Para pelaku usaha di Sumatera Utara menyambut antusias rencana CEPA, namun mengeluhkan sulitnya persyaratan yang harus dipenuhi agar produk Indonesia bisa menembus pasar Uni Eropa. Mereka berharap pemerintah dapat menegosiasikan mutual recognition agreement sehingga standar Indonesia juga dapat diakui oleh Uni Eropa. Para pengusaha juga mengeluhkan kurangnya informasi tentang standardisasi di tingkat daerah. Mereka berharap ada badan khusus di tingkat daerah yang mensosialisasikan tentang standar-standar yang harus dipenuhi untuk mengekspor ke Uni Eropa dan prosedur pemenuhannya.

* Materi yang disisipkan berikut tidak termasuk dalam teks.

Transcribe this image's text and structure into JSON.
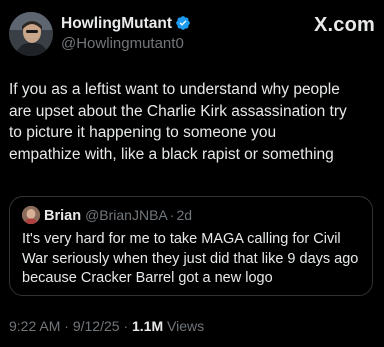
{
  "author": {
    "display_name": "HowlingMutant",
    "handle": "@Howlingmutant0",
    "verified_color": "#1d9bf0"
  },
  "brand": {
    "label": "X.com"
  },
  "tweet": {
    "text": "If you as a leftist want to understand why people\nare upset about the Charlie Kirk assassination try\nto picture it happening to someone you\nempathize with, like a black rapist or something"
  },
  "quote": {
    "display_name": "Brian",
    "handle": "@BrianJNBA",
    "separator": "·",
    "time": "2d",
    "text": "It's very hard for me to take MAGA calling for Civil\nWar seriously when they just did that like 9 days ago\nbecause Cracker Barrel got a new logo"
  },
  "meta": {
    "time": "9:22 AM",
    "separator": "·",
    "date": "9/12/25",
    "views_count": "1.1M",
    "views_label": "Views"
  },
  "colors": {
    "background": "#000000",
    "text_primary": "#e7e9ea",
    "text_secondary": "#71767b",
    "border": "#2f3336",
    "verified_blue": "#1d9bf0"
  },
  "icons": {
    "verified": "verified-badge-icon"
  }
}
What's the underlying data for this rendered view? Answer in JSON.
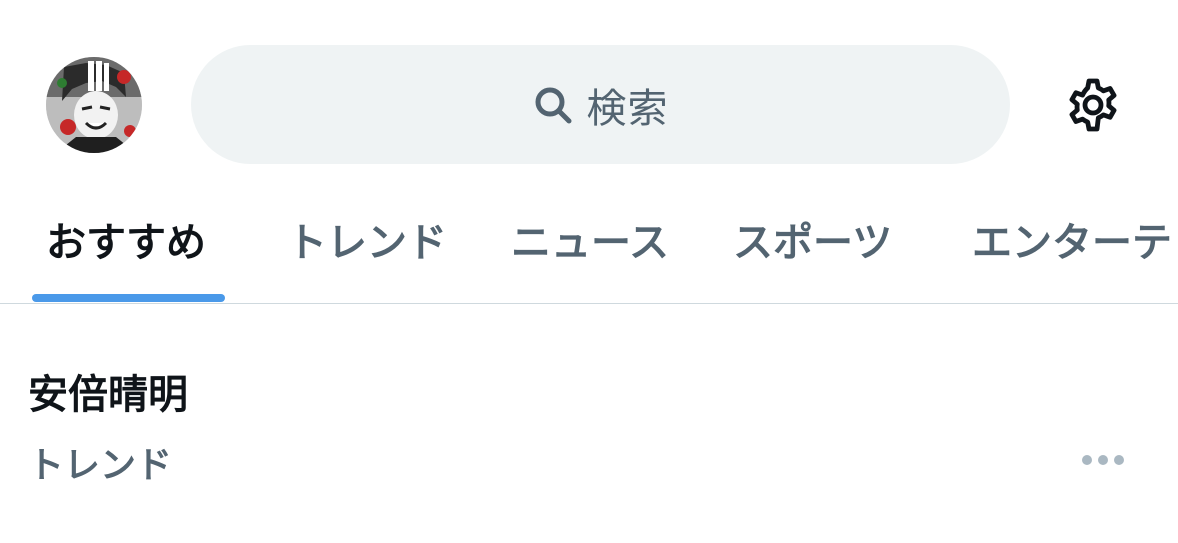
{
  "header": {
    "search": {
      "placeholder": "検索",
      "icon": "search-icon"
    },
    "settings_icon": "gear-icon",
    "avatar_icon": "avatar"
  },
  "tabs": [
    {
      "label": "おすすめ",
      "active": true
    },
    {
      "label": "トレンド",
      "active": false
    },
    {
      "label": "ニュース",
      "active": false
    },
    {
      "label": "スポーツ",
      "active": false
    },
    {
      "label": "エンターテ",
      "active": false
    }
  ],
  "trend": {
    "title": "安倍晴明",
    "category": "トレンド",
    "more_icon": "more-horizontal-icon"
  },
  "colors": {
    "accent": "#4a99e9",
    "search_bg": "#eff3f4",
    "secondary_text": "#536471",
    "primary_text": "#0f1419",
    "divider": "#cfd9de"
  }
}
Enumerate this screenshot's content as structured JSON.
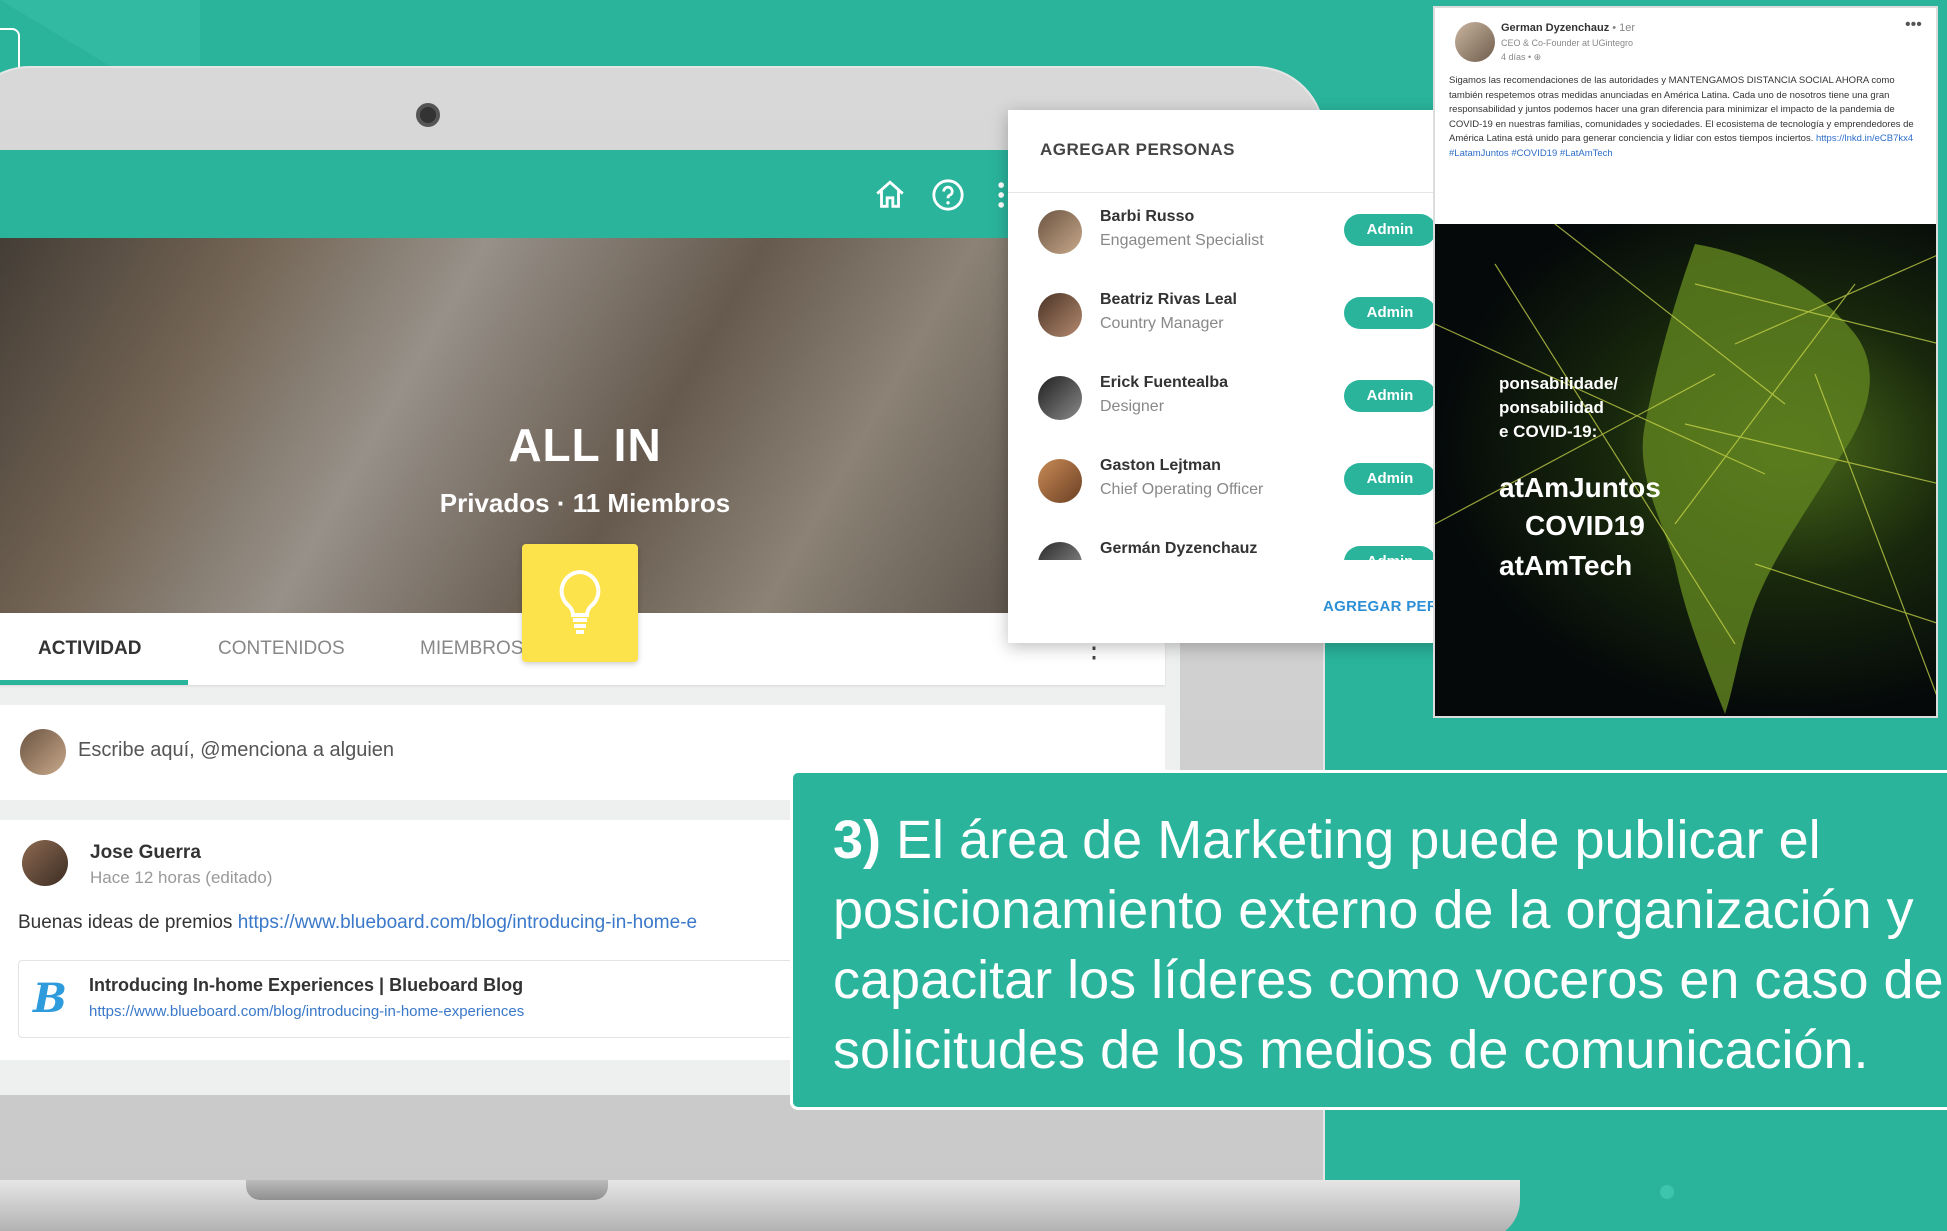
{
  "app": {
    "hero": {
      "title": "ALL IN",
      "subtitle": "Privados · 11 Miembros"
    },
    "tabs": [
      {
        "label": "ACTIVIDAD",
        "active": true
      },
      {
        "label": "CONTENIDOS",
        "active": false
      },
      {
        "label": "MIEMBROS",
        "active": false
      }
    ],
    "composer": {
      "placeholder": "Escribe aquí, @menciona a alguien"
    },
    "post": {
      "author": "Jose Guerra",
      "time": "Hace 12 horas (editado)",
      "body_prefix": "Buenas ideas de premios ",
      "body_link": "https://www.blueboard.com/blog/introducing-in-home-e",
      "link_card": {
        "logo": "B",
        "title": "Introducing In-home Experiences | Blueboard Blog",
        "url": "https://www.blueboard.com/blog/introducing-in-home-experiences"
      }
    },
    "header_icons": [
      "home-icon",
      "help-icon",
      "apps-grid-icon"
    ],
    "accent_color": "#2ab49c"
  },
  "popup": {
    "title": "AGREGAR PERSONAS",
    "action": "AGREGAR PERSONA",
    "people": [
      {
        "name": "Barbi Russo",
        "role": "Engagement Specialist",
        "badge": "Admin"
      },
      {
        "name": "Beatriz Rivas Leal",
        "role": "Country Manager",
        "badge": "Admin"
      },
      {
        "name": "Erick Fuentealba",
        "role": "Designer",
        "badge": "Admin"
      },
      {
        "name": "Gaston Lejtman",
        "role": "Chief Operating Officer",
        "badge": "Admin"
      },
      {
        "name": "Germán Dyzenchauz",
        "role": "",
        "badge": "Admin"
      }
    ]
  },
  "linkedin": {
    "name": "German Dyzenchauz",
    "degree": " • 1er",
    "headline": "CEO & Co-Founder at UGintegro",
    "time": "4 días • ⊕",
    "text": "Sigamos las recomendaciones de las autoridades y MANTENGAMOS DISTANCIA SOCIAL AHORA como también respetemos otras medidas anunciadas en América Latina. Cada uno de nosotros tiene una gran responsabilidad y juntos podemos hacer una gran diferencia para minimizar el impacto de la pandemia de COVID-19 en nuestras familias, comunidades y sociedades. El ecosistema de tecnología y emprendedores de América Latina está unido para generar conciencia y lidiar con estos tiempos inciertos.",
    "text_link": "https://lnkd.in/eCB7kx4 #LatamJuntos #COVID19 #LatAmTech",
    "image_lines": [
      "ponsabilidade/",
      "ponsabilidad",
      "e COVID-19:",
      "atAmJuntos",
      "COVID19",
      "atAmTech"
    ]
  },
  "caption": {
    "number": "3)",
    "text": "El área de Marketing puede publicar el posicionamiento externo de la organización y capacitar los líderes como voceros en caso de solicitudes de los medios de comunicación.",
    "line1": "El área de Marketing puede publicar el",
    "line2": "posicionamiento externo de la organización y",
    "line3": "capacitar los líderes como voceros en caso de",
    "line4": "solicitudes de los medios de comunicación."
  }
}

Masalah lain yang dikemukakan para pengusaha di Sumatera Utara adalah banyaknya peraturan daerah yang tidak mendukung iklim usaha, perizinan pendirian usaha yang sulit dan tidak transparan, serta aneka retribusi yang memberatkan beban pengusaha. Menanggapi masalah ini, Ketua DPP APINDO Sumatera Utara Parlindungan Purba mengatakan bahwa APINDO Sumatera Utara sedang menginventarisasi hambatan internal, baik retribusi, perizinan, maupun peraturan daerah. “Kami sedang menginventarisasi jenisnya, prosedurnya, lama pengurusan, biaya, dan instansi yang terkait. Hasil inventarisasi ini akan kami sampaikan kepada pemerintah daerah untuk diperbaiki,” tandasnya.